Le G20 tirera-t-il l’Afrique de la pauvreté ?
Au début du mois d’avril la réunion à Londres du G20, le groupe des 20 pays les plus riches de la planète, réaffirmait les engagements du G8 de 2005 à Gleneagles en Écosse, consistant à accroître l’aide aux pays pauvre, alléger leur dette et ouvrir les marchés des pays du G8 aux produits africains. Le G20 ne fera malheureusement pas mieux que le G8 pour réduire la pauvreté africaine. La distribution d’aide et les allègements de dettes ces dernières décennies ont coexisté avec des revenus africains qui stagnaient ou même qui déclinaient. Les réformes internes, y compris l’ouverture unilatérale des barrières commerciales, sont bien plus susceptibles de réduire la pauvreté en Afrique sur le long terme.
Si l’on considère les diverses mesures du bien être humain, l’Afrique sub-saharienne est à la traîne derrière le reste du monde. Elle obtient un petit 0,472 pour l’indicateur de développement humain des Nations Unies en 2006 (mesuré sur une échelle de 0 à 1, les valeurs les plus élevées signifiant des niveaux de vie plus élevés). Les Etats-Unis par contraste sont notés 0,948.
Depuis des décennies de nombreux experts en développement ont préconisé plus d’aide et l’allègement de la dette comme solutions à la pauvreté africaine. En 2005 par exemple, le Professeur Jeffrey Sachs de l’Université de Columbia dévoilait son plan pour mettre un terme à l’extrême pauvreté autour de la planète pour 2025. Les pays riches devaient selon lui s’engager à accroître l’aide annuelle aux nations les plus pauvres de la planète, la faisant passer de 73 millions de dollars en 2006 à 135 en 2015.
Pourtant l’aide a échoué à générer la croissance en Afrique. Entre 1975 et 2005 par exemple, le montant de l’aide africaine per capita per annum a été en moyenne de 24,60 dollars. Par comparaison, en Chine il a été en moyenne de 1,50 dollars et en Inde, 2 dollars. Sur la même période les revenus chinois et indien (ajustés de l’inflation et en parité de pouvoir d’achat) ont crû respectivement de 888 % et 174 %. En Afrique les revenus ont chuté de 5%.
En réalité, l’aide a encouragé le gaspillage et la corruption. Elle a même financé « 40 % des dépenses militaires de l’Afrique » selon Paul Collier de l’Université d’Oxford.
De même, les effets de l’allègement de la dette restent ambigus. Si Oxfam et Jubilee 2000, deux ONG britanniques, ont fait un lien entre allègement de la dette et réduction de la pauvreté, une étude récente américaine du Government Accountability Office (la Cour des Comptes américaine) a trouvé cependant que « on ne connaît pas l’impact de l’allègement de la dette sur les dépenses des pays visant à faire reculer la pauvreté ».
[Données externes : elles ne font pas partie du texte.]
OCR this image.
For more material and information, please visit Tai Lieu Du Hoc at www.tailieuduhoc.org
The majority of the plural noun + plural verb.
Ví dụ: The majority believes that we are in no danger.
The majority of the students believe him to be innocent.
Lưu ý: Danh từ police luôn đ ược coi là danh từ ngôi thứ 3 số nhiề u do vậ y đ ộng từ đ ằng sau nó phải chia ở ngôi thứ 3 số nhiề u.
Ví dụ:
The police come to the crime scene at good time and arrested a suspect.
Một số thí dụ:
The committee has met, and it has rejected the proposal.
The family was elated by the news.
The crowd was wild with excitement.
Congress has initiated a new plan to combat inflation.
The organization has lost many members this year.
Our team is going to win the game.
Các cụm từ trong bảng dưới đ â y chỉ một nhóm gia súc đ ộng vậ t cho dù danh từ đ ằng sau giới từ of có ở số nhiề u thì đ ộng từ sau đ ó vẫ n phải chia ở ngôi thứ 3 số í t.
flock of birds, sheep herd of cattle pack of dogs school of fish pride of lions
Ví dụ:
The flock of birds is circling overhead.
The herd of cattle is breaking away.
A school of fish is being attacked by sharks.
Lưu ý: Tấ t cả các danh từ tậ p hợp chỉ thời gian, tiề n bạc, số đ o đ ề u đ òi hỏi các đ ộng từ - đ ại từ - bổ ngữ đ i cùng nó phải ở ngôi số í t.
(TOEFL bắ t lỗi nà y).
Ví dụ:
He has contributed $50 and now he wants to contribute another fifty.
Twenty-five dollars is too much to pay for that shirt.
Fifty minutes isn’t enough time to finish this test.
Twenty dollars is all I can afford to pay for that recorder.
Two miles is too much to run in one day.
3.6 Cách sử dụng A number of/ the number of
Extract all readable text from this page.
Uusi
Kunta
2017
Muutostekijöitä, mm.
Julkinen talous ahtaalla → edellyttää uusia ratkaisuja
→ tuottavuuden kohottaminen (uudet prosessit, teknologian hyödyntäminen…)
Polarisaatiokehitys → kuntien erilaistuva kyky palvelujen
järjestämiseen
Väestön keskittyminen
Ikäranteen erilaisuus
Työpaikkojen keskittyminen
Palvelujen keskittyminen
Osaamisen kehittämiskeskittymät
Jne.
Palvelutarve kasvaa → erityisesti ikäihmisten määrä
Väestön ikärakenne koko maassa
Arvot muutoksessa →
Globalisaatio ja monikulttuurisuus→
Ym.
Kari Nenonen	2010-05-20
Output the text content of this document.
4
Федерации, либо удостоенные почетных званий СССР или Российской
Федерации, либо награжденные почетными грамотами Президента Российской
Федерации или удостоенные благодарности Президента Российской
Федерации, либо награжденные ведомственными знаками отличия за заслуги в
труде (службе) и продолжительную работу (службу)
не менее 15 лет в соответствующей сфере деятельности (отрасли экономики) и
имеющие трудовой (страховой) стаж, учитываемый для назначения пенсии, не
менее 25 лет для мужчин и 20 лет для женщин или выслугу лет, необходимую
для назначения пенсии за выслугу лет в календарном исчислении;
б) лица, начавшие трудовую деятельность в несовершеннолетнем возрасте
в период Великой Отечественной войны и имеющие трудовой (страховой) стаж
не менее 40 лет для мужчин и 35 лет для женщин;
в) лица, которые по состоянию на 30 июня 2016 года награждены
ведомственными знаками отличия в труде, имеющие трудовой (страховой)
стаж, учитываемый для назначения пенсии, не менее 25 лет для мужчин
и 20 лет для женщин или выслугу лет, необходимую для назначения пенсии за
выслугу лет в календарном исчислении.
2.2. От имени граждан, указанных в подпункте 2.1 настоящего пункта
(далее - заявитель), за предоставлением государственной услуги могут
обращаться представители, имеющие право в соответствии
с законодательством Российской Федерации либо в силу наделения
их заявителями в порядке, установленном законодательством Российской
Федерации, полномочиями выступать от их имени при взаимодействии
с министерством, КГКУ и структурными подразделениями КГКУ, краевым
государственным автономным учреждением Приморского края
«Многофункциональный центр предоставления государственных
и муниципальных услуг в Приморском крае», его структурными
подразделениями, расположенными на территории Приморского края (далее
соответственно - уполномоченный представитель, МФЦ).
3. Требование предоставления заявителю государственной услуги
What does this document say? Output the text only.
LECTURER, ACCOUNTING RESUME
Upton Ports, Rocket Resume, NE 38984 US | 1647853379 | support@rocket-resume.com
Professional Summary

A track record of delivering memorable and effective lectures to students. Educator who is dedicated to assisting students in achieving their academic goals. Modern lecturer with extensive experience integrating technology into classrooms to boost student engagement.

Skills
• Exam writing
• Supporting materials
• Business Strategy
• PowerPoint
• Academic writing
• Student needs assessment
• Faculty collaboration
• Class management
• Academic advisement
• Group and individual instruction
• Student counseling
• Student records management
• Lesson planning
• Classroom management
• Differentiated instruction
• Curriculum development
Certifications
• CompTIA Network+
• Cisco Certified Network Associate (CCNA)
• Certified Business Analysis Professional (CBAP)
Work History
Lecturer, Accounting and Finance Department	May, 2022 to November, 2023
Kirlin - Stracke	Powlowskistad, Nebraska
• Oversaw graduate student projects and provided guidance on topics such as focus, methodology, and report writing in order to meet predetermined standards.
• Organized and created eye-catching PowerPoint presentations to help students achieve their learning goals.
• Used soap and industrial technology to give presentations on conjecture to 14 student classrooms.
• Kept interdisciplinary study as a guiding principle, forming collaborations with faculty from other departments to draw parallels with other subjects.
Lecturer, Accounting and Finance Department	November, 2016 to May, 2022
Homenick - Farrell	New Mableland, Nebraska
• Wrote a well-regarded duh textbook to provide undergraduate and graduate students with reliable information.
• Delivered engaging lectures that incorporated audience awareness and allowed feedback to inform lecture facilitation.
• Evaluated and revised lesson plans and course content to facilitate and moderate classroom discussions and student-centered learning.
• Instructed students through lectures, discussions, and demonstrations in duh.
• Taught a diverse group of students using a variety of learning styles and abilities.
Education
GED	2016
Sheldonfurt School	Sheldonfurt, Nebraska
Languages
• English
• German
En fait, loin de remettre les pays africains en meilleure forme financière, l’allègement de la dette a très souvent conduit à plus d’emprunts n’entraînant que des gaspillages, nécessitant alors d’autant plus d’allègement de dette. Ainsi, la banque Mondiale et le FMI ont dû lancer en 1996 l’Initiative en faveur des Pays Pauvres Très Endettés (PPTE), qui a été suivie en 1999 par une initiative PPTE renforcée, puis par la création d’une Initiative d’Allégement de la Dette Multilatérale (IADM) en 2005.
L’ouverture des frontières commerciales représente le potentiel le plus important pour aider l’Afrique à émerger de la pauvreté. Selon une étude de 2005 de la Banque Mondiale, « se diriger vers un commerce libre des marchandises doperait les revenus réels en Afrique sub-saharienne proportionnellement plus que dans n’importe quelle autre région en développement ou aux revenus déjà élevés… L’emploi et la production agricoles, la valeur des exportations agricoles, les rendements de la terre agricole et du travail non qualifié, ainsi que les revenus nets réels agricoles, augmenteraient tous dans la région, réduisant ainsi la pauvreté ».
La raison principale pour laquelle l’Afrique profiterait « proportionnellement plus » est que l’Afrique reste une des régions du monde les plus protectionnistes. Les droits de douanes appliqués y sont en moyenne beaucoup plus élevés qu’ailleurs. Alors que ces droits de douanes dans les pays riches appartenant à l’OCDE sont tombés de 9,5% à 2,9% entre 1988 et 2007, en Afrique ils ne sont passés que de 26,6% à 13,1 % entre 1987 et 2007.
Malheureusement le cycle de négociations de Doha sur l’ouverture du commerce international est en stand-by, et la menace du protectionnisme est bien présente en cette période de crise mondiale. Tous les acteurs globaux majeurs sont responsables du fiasco de Doha. Les négociations mondiales sur l’ouverture commerciale se déroule le long de lignes directrices mercantilistes, selon lesquelles les pays négocient entre eux des concessions d’accès à leur marché.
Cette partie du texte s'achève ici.